Former Amazon engineer pleads guilty to stealing $12.3 million of crypto in first ever hacking case involving smart contracts

  • An ex-Amazon engineer pleaded guilty this week to hacking two cryptocurrency exchanges.

  • The conviction is the first ever secured in a case involving the hacking of a smart contract.

  • He'll face up to five years in prison and will be made to pay back $12.3 million in stolen funds.

A former Amazon engineer this week pleaded guilty to hacking two cryptocurrency exchanges in a landmark case that resulted in the first ever conviction involving the hacking of a smart contract.

Shakeeb Ahmed, who previously worked as a security engineer for Amazon, will face up to five years in prison and will have to forfeit $12.3 million worth of stolen cryptocurrency, according to a statement from the United States Attorney for the Southern District of New York.

The hacks, which took place in 2022, targeted Nirvana Finance and a second unnamed crypto exchange on the Solana blockchain.

Blockchain is essentially a digital ledger allowing users to store data, including financial transactions, in a decentralized environment. One benefit to blockchain is security because the stored data cannot be edited.

Ahmed exploited a vulnerability in the exchange's smart contracts, according to the US Attorney, allowing him to submit falsified data that resulted in the contracts generating millions of dollars worth of inflated fees he hadn't earned.

What are smart contracts?

Smart contracts are blockchain programs that, like a vending machine, execute specified functions when predetermined conditions are met. For example, a landlord leasing an apartment could use a smart contract in which the renter must transfer a security deposit to receive the apartment door code.

Ahmed was able to reverse engineer the steps needed to make the exchanges pay out massive sums by using specialized skills he developed working for Amazon, according to the US Attorney.

Ahmed then attempted to cover his tracks by negotiating with the unnamed crypto exchange. He said he'd agree to return all of the stolen funds, less $1.5 million if the exchange agreed not to contact law enforcement about the hack, prosecutors said.

After hacking the first exchange, Ahmed targeted Nirvana's cryptocurrency, ANA, exploiting a function of the cryptocurrency intended to inflate each token's price after a large sum was purchased.

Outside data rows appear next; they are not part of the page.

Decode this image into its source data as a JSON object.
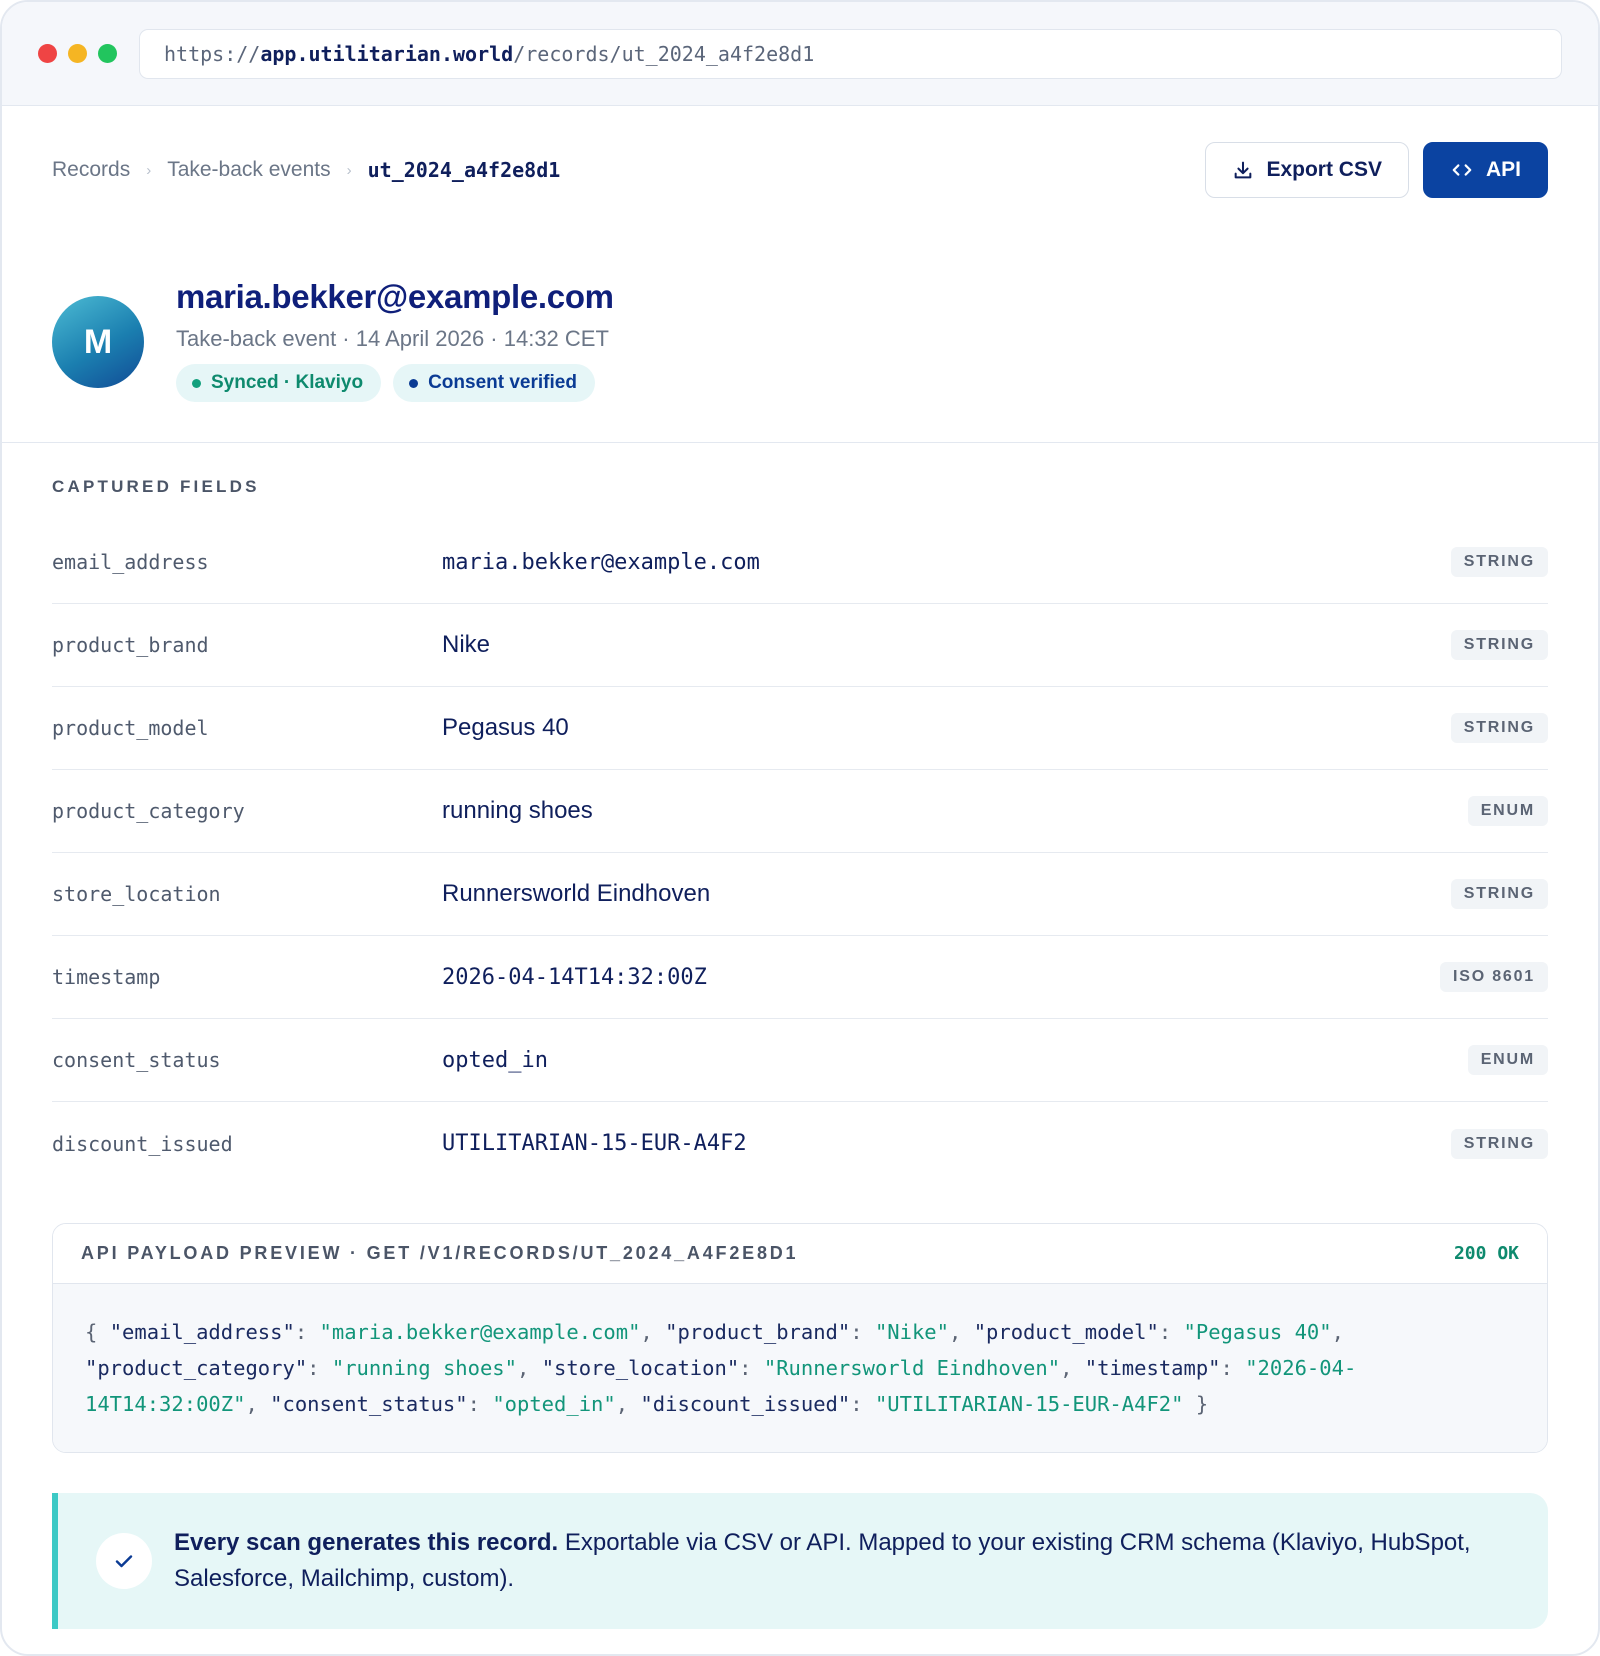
{
  "browser": {
    "url_scheme": "https://",
    "url_host": "app.utilitarian.world",
    "url_path": "/records/ut_2024_a4f2e8d1"
  },
  "breadcrumb": {
    "items": [
      "Records",
      "Take-back events"
    ],
    "current": "ut_2024_a4f2e8d1"
  },
  "actions": {
    "export_label": "Export CSV",
    "api_label": "API"
  },
  "profile": {
    "avatar_initial": "M",
    "email": "maria.bekker@example.com",
    "subtitle": "Take-back event · 14 April 2026 · 14:32 CET",
    "badges": [
      "Synced · Klaviyo",
      "Consent verified"
    ]
  },
  "fields": {
    "section_label": "CAPTURED FIELDS",
    "rows": [
      {
        "key": "email_address",
        "value": "maria.bekker@example.com",
        "type": "STRING"
      },
      {
        "key": "product_brand",
        "value": "Nike",
        "type": "STRING"
      },
      {
        "key": "product_model",
        "value": "Pegasus 40",
        "type": "STRING"
      },
      {
        "key": "product_category",
        "value": "running shoes",
        "type": "ENUM"
      },
      {
        "key": "store_location",
        "value": "Runnersworld Eindhoven",
        "type": "STRING"
      },
      {
        "key": "timestamp",
        "value": "2026-04-14T14:32:00Z",
        "type": "ISO 8601"
      },
      {
        "key": "consent_status",
        "value": "opted_in",
        "type": "ENUM"
      },
      {
        "key": "discount_issued",
        "value": "UTILITARIAN-15-EUR-A4F2",
        "type": "STRING"
      }
    ]
  },
  "payload": {
    "title": "API PAYLOAD PREVIEW · GET /V1/RECORDS/UT_2024_A4F2E8D1",
    "status": "200 OK",
    "line1": [
      {
        "t": "{ ",
        "c": "p"
      },
      {
        "t": "\"email_address\"",
        "c": "k"
      },
      {
        "t": ": ",
        "c": "p"
      },
      {
        "t": "\"maria.bekker@example.com\"",
        "c": "v"
      },
      {
        "t": ", ",
        "c": "p"
      },
      {
        "t": "\"product_brand\"",
        "c": "k"
      },
      {
        "t": ": ",
        "c": "p"
      },
      {
        "t": "\"Nike\"",
        "c": "v"
      },
      {
        "t": ", ",
        "c": "p"
      },
      {
        "t": "\"product_model\"",
        "c": "k"
      },
      {
        "t": ": ",
        "c": "p"
      },
      {
        "t": "\"Pegasus 40\"",
        "c": "v"
      },
      {
        "t": ",",
        "c": "p"
      }
    ],
    "line2": [
      {
        "t": "\"product_category\"",
        "c": "k"
      },
      {
        "t": ": ",
        "c": "p"
      },
      {
        "t": "\"running shoes\"",
        "c": "v"
      },
      {
        "t": ", ",
        "c": "p"
      },
      {
        "t": "\"store_location\"",
        "c": "k"
      },
      {
        "t": ": ",
        "c": "p"
      },
      {
        "t": "\"Runnersworld Eindhoven\"",
        "c": "v"
      },
      {
        "t": ", ",
        "c": "p"
      },
      {
        "t": "\"timestamp\"",
        "c": "k"
      },
      {
        "t": ": ",
        "c": "p"
      },
      {
        "t": "\"2026-04-",
        "c": "v"
      }
    ],
    "line3": [
      {
        "t": "14T14:32:00Z\"",
        "c": "v"
      },
      {
        "t": ", ",
        "c": "p"
      },
      {
        "t": "\"consent_status\"",
        "c": "k"
      },
      {
        "t": ": ",
        "c": "p"
      },
      {
        "t": "\"opted_in\"",
        "c": "v"
      },
      {
        "t": ", ",
        "c": "p"
      },
      {
        "t": "\"discount_issued\"",
        "c": "k"
      },
      {
        "t": ": ",
        "c": "p"
      },
      {
        "t": "\"UTILITARIAN-15-EUR-A4F2\"",
        "c": "v"
      },
      {
        "t": " }",
        "c": "p"
      }
    ]
  },
  "callout": {
    "bold": "Every scan generates this record.",
    "text": " Exportable via CSV or API. Mapped to your existing CRM schema (Klaviyo, HubSpot, Salesforce, Mailchimp, custom)."
  },
  "colors": {
    "primary": "#0b43a1",
    "success": "#12957a",
    "accent": "#3cc9c5"
  },
  "icons": [
    "download-icon",
    "code-icon",
    "check-icon"
  ]
}
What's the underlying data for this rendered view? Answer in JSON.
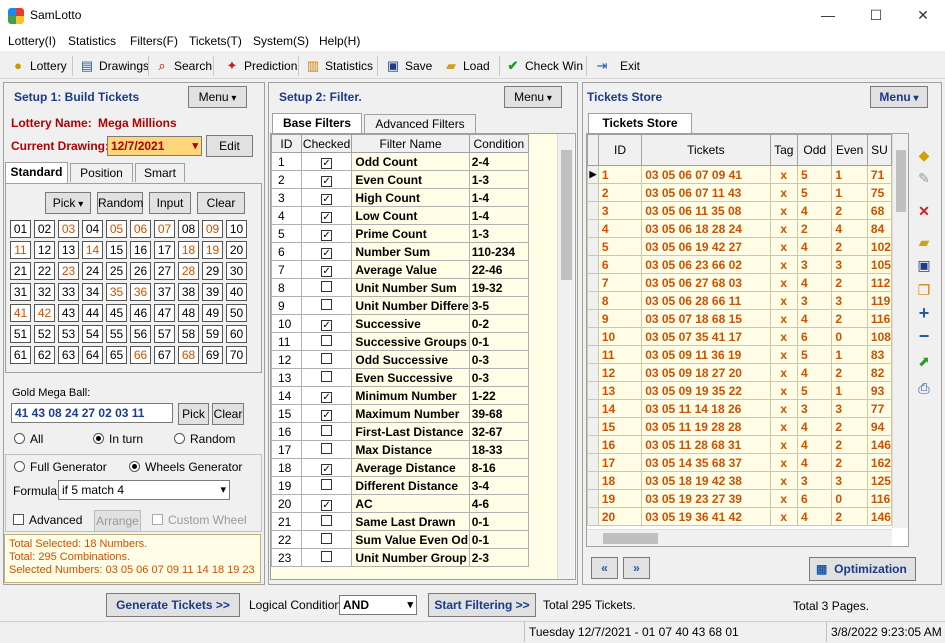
{
  "window": {
    "title": "SamLotto",
    "min": "—",
    "max": "☐",
    "close": "✕"
  },
  "menubar": [
    "Lottery(I)",
    "Statistics",
    "Filters(F)",
    "Tickets(T)",
    "System(S)",
    "Help(H)"
  ],
  "toolbar": {
    "lottery": "Lottery",
    "drawings": "Drawings",
    "search": "Search",
    "prediction": "Prediction",
    "statistics": "Statistics",
    "save": "Save",
    "load": "Load",
    "check_win": "Check Win",
    "exit": "Exit"
  },
  "setup1": {
    "title": "Setup 1: Build  Tickets",
    "menu_button": "Menu",
    "lottery_name_label": "Lottery  Name:",
    "lottery_name": "Mega Millions",
    "current_drawing_label": "Current Drawing:",
    "current_drawing": "12/7/2021",
    "edit": "Edit",
    "tabs": [
      "Standard",
      "Position",
      "Smart"
    ],
    "pick": "Pick",
    "random": "Random",
    "input": "Input",
    "clear": "Clear",
    "numbers": [
      "01",
      "02",
      "03",
      "04",
      "05",
      "06",
      "07",
      "08",
      "09",
      "10",
      "11",
      "12",
      "13",
      "14",
      "15",
      "16",
      "17",
      "18",
      "19",
      "20",
      "21",
      "22",
      "23",
      "24",
      "25",
      "26",
      "27",
      "28",
      "29",
      "30",
      "31",
      "32",
      "33",
      "34",
      "35",
      "36",
      "37",
      "38",
      "39",
      "40",
      "41",
      "42",
      "43",
      "44",
      "45",
      "46",
      "47",
      "48",
      "49",
      "50",
      "51",
      "52",
      "53",
      "54",
      "55",
      "56",
      "57",
      "58",
      "59",
      "60",
      "61",
      "62",
      "63",
      "64",
      "65",
      "66",
      "67",
      "68",
      "69",
      "70"
    ],
    "selected_numbers": [
      "03",
      "05",
      "06",
      "07",
      "09",
      "11",
      "14",
      "18",
      "19",
      "23",
      "28",
      "35",
      "36",
      "41",
      "42",
      "66",
      "68"
    ],
    "gold_ball_label": "Gold Mega Ball:",
    "gold_ball_value": "41 43 08 24 27 02 03 11",
    "gold_pick": "Pick",
    "gold_clear": "Clear",
    "radio_all": "All",
    "radio_in_turn": "In turn",
    "radio_random": "Random",
    "full_generator": "Full Generator",
    "wheels_generator": "Wheels Generator",
    "formula_label": "Formula:",
    "formula_value": "if 5 match 4",
    "advanced": "Advanced",
    "arrange": "Arrange",
    "custom_wheel": "Custom Wheel",
    "status_lines": [
      "Total Selected: 18 Numbers.",
      "Total: 295 Combinations.",
      "Selected Numbers: 03 05 06 07 09 11 14 18 19 23"
    ]
  },
  "setup2": {
    "title": "Setup 2: Filter.",
    "menu_button": "Menu",
    "tabs": [
      "Base Filters",
      "Advanced Filters"
    ],
    "columns": [
      "ID",
      "Checked",
      "Filter Name",
      "Condition"
    ],
    "rows": [
      {
        "id": "1",
        "checked": true,
        "name": "Odd Count",
        "cond": "2-4"
      },
      {
        "id": "2",
        "checked": true,
        "name": "Even Count",
        "cond": "1-3"
      },
      {
        "id": "3",
        "checked": true,
        "name": "High Count",
        "cond": "1-4"
      },
      {
        "id": "4",
        "checked": true,
        "name": "Low Count",
        "cond": "1-4"
      },
      {
        "id": "5",
        "checked": true,
        "name": "Prime Count",
        "cond": "1-3"
      },
      {
        "id": "6",
        "checked": true,
        "name": "Number Sum",
        "cond": "110-234"
      },
      {
        "id": "7",
        "checked": true,
        "name": "Average Value",
        "cond": "22-46"
      },
      {
        "id": "8",
        "checked": false,
        "name": "Unit Number Sum",
        "cond": "19-32"
      },
      {
        "id": "9",
        "checked": false,
        "name": "Unit Number Differe",
        "cond": "3-5"
      },
      {
        "id": "10",
        "checked": true,
        "name": "Successive",
        "cond": "0-2"
      },
      {
        "id": "11",
        "checked": false,
        "name": "Successive Groups",
        "cond": "0-1"
      },
      {
        "id": "12",
        "checked": false,
        "name": "Odd Successive",
        "cond": "0-3"
      },
      {
        "id": "13",
        "checked": false,
        "name": "Even Successive",
        "cond": "0-3"
      },
      {
        "id": "14",
        "checked": true,
        "name": "Minimum Number",
        "cond": "1-22"
      },
      {
        "id": "15",
        "checked": true,
        "name": "Maximum Number",
        "cond": "39-68"
      },
      {
        "id": "16",
        "checked": false,
        "name": "First-Last Distance",
        "cond": "32-67"
      },
      {
        "id": "17",
        "checked": false,
        "name": "Max Distance",
        "cond": "18-33"
      },
      {
        "id": "18",
        "checked": true,
        "name": "Average Distance",
        "cond": "8-16"
      },
      {
        "id": "19",
        "checked": false,
        "name": "Different Distance",
        "cond": "3-4"
      },
      {
        "id": "20",
        "checked": true,
        "name": "AC",
        "cond": "4-6"
      },
      {
        "id": "21",
        "checked": false,
        "name": "Same Last Drawn",
        "cond": "0-1"
      },
      {
        "id": "22",
        "checked": false,
        "name": "Sum Value Even Od",
        "cond": "0-1"
      },
      {
        "id": "23",
        "checked": false,
        "name": "Unit Number Group",
        "cond": "2-3"
      }
    ]
  },
  "store": {
    "title": "Tickets Store",
    "menu_button": "Menu",
    "tab": "Tickets Store",
    "columns": [
      "ID",
      "Tickets",
      "Tag",
      "Odd",
      "Even",
      "SU"
    ],
    "rows": [
      {
        "id": "1",
        "t": "03 05 06 07 09 41",
        "tag": "x",
        "odd": "5",
        "even": "1",
        "su": "71"
      },
      {
        "id": "2",
        "t": "03 05 06 07 11 43",
        "tag": "x",
        "odd": "5",
        "even": "1",
        "su": "75"
      },
      {
        "id": "3",
        "t": "03 05 06 11 35 08",
        "tag": "x",
        "odd": "4",
        "even": "2",
        "su": "68"
      },
      {
        "id": "4",
        "t": "03 05 06 18 28 24",
        "tag": "x",
        "odd": "2",
        "even": "4",
        "su": "84"
      },
      {
        "id": "5",
        "t": "03 05 06 19 42 27",
        "tag": "x",
        "odd": "4",
        "even": "2",
        "su": "102"
      },
      {
        "id": "6",
        "t": "03 05 06 23 66 02",
        "tag": "x",
        "odd": "3",
        "even": "3",
        "su": "105"
      },
      {
        "id": "7",
        "t": "03 05 06 27 68 03",
        "tag": "x",
        "odd": "4",
        "even": "2",
        "su": "112"
      },
      {
        "id": "8",
        "t": "03 05 06 28 66 11",
        "tag": "x",
        "odd": "3",
        "even": "3",
        "su": "119"
      },
      {
        "id": "9",
        "t": "03 05 07 18 68 15",
        "tag": "x",
        "odd": "4",
        "even": "2",
        "su": "116"
      },
      {
        "id": "10",
        "t": "03 05 07 35 41 17",
        "tag": "x",
        "odd": "6",
        "even": "0",
        "su": "108"
      },
      {
        "id": "11",
        "t": "03 05 09 11 36 19",
        "tag": "x",
        "odd": "5",
        "even": "1",
        "su": "83"
      },
      {
        "id": "12",
        "t": "03 05 09 18 27 20",
        "tag": "x",
        "odd": "4",
        "even": "2",
        "su": "82"
      },
      {
        "id": "13",
        "t": "03 05 09 19 35 22",
        "tag": "x",
        "odd": "5",
        "even": "1",
        "su": "93"
      },
      {
        "id": "14",
        "t": "03 05 11 14 18 26",
        "tag": "x",
        "odd": "3",
        "even": "3",
        "su": "77"
      },
      {
        "id": "15",
        "t": "03 05 11 19 28 28",
        "tag": "x",
        "odd": "4",
        "even": "2",
        "su": "94"
      },
      {
        "id": "16",
        "t": "03 05 11 28 68 31",
        "tag": "x",
        "odd": "4",
        "even": "2",
        "su": "146"
      },
      {
        "id": "17",
        "t": "03 05 14 35 68 37",
        "tag": "x",
        "odd": "4",
        "even": "2",
        "su": "162"
      },
      {
        "id": "18",
        "t": "03 05 18 19 42 38",
        "tag": "x",
        "odd": "3",
        "even": "3",
        "su": "125"
      },
      {
        "id": "19",
        "t": "03 05 19 23 27 39",
        "tag": "x",
        "odd": "6",
        "even": "0",
        "su": "116"
      },
      {
        "id": "20",
        "t": "03 05 19 36 41 42",
        "tag": "x",
        "odd": "4",
        "even": "2",
        "su": "146"
      }
    ],
    "optimization": "Optimization"
  },
  "bottom": {
    "generate": "Generate Tickets >>",
    "logical_label": "Logical Condition:",
    "logical_value": "AND",
    "start_filtering": "Start Filtering >>",
    "total_tickets": "Total 295 Tickets.",
    "total_pages": "Total 3 Pages."
  },
  "statusbar": {
    "drawing": "Tuesday 12/7/2021 - 01 07 40 43 68 01",
    "datetime": "3/8/2022 9:23:05 AM"
  },
  "colors": {
    "heading": "#1a3a8a",
    "highlight": "#d05000",
    "grid_bg": "#fffde6",
    "lottery_red": "#b00000"
  }
}
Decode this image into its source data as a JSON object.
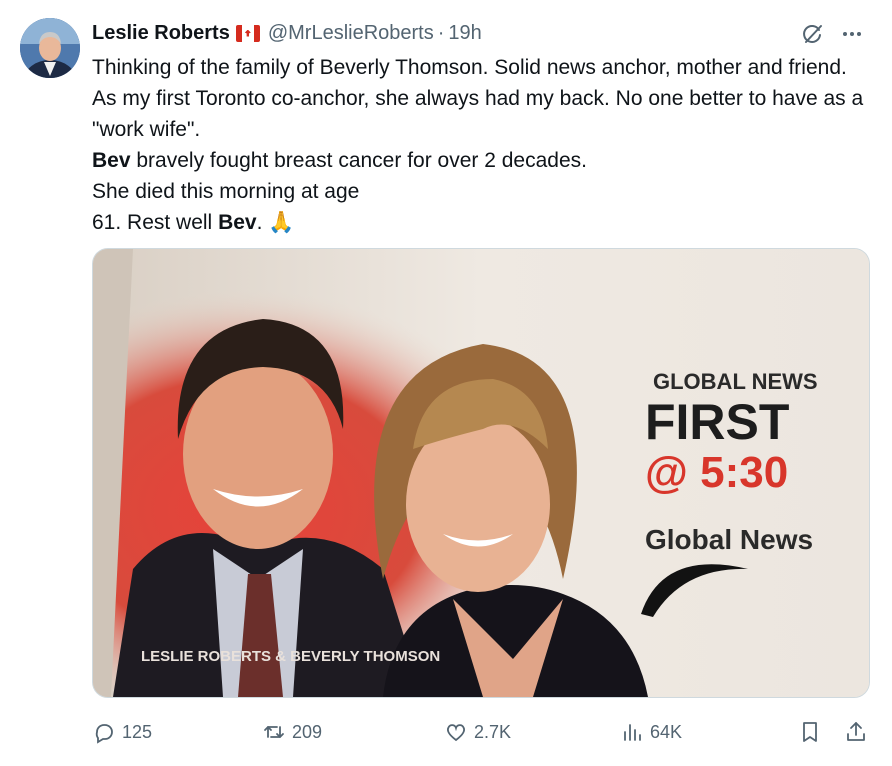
{
  "tweet": {
    "author_name": "Leslie Roberts",
    "handle": "@MrLeslieRoberts",
    "separator": "·",
    "time": "19h",
    "lines": [
      "Thinking of the family of Beverly Thomson. Solid news anchor, mother and friend. As my first Toronto co-anchor, she always had my back. No one better to have as a \"work wife\".",
      "bravely fought breast cancer for over 2 decades.",
      "She died this morning at age",
      "61. Rest well"
    ],
    "bold_name": "Bev",
    "period": ".",
    "emoji": "🙏"
  },
  "media": {
    "headline_small": "GLOBAL NEWS",
    "headline_big": "FIRST",
    "headline_time": "@ 5:30",
    "brand": "Global News",
    "caption": "LESLIE ROBERTS & BEVERLY THOMSON"
  },
  "actions": {
    "replies": "125",
    "reposts": "209",
    "likes": "2.7K",
    "views": "64K"
  },
  "colors": {
    "text": "#0f1419",
    "secondary": "#536471",
    "flag_red": "#d52b1e"
  }
}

Using a workaround in Nirvana's smart contract, Ahmed could buy $10 million worth of ANA tokens at an artificially lowered price and sell them for $3.6 million in profit.

"Nirvana offered AHMED a 'bug bounty' of as much as $600,000 to return the stolen funds, but AHMED instead demanded $1.4 million, did not reach agreement with Nirvana, and kept all the stolen funds," according to the US Attorney statement. "The $3.6 million AHMED stole represented approximately all the funds possessed by Nirvana, which as a result shut down shortly after AHMED's attack."

Ahmed stole over $12 million and "tried to cover his tracks by swapping stolen crypto for Monero, using cryptocurrency mixers, hopping across blockchains, and utilizing overseas crypto exchanges," US Attorney Damian Williams said in a statement.

Representatives for the United States Attorney for the Southern District of New York did not immediately respond to a request for comment from Business Insider.

In theory, the benefit of a smart contract is to eliminate the risk of fraud by a middleman or, say, a broker. However, the program has been vulnerable to attacks by hackers.

About $2.2 billion in cryptocurrency was stolen in 2022 from Decentralized Finance (DeFi) projects, allowing people to carry out financial transactions without needing third parties or financial institutions such as banks.

The New York Times reported that many of the thefts were carried out by taking advantage of vulnerabilities in smart contracts. Since smart contracts are built upon open-source code, hackers can make themselves aware of the inner workings of the software and take advantage of any vulnerabilities.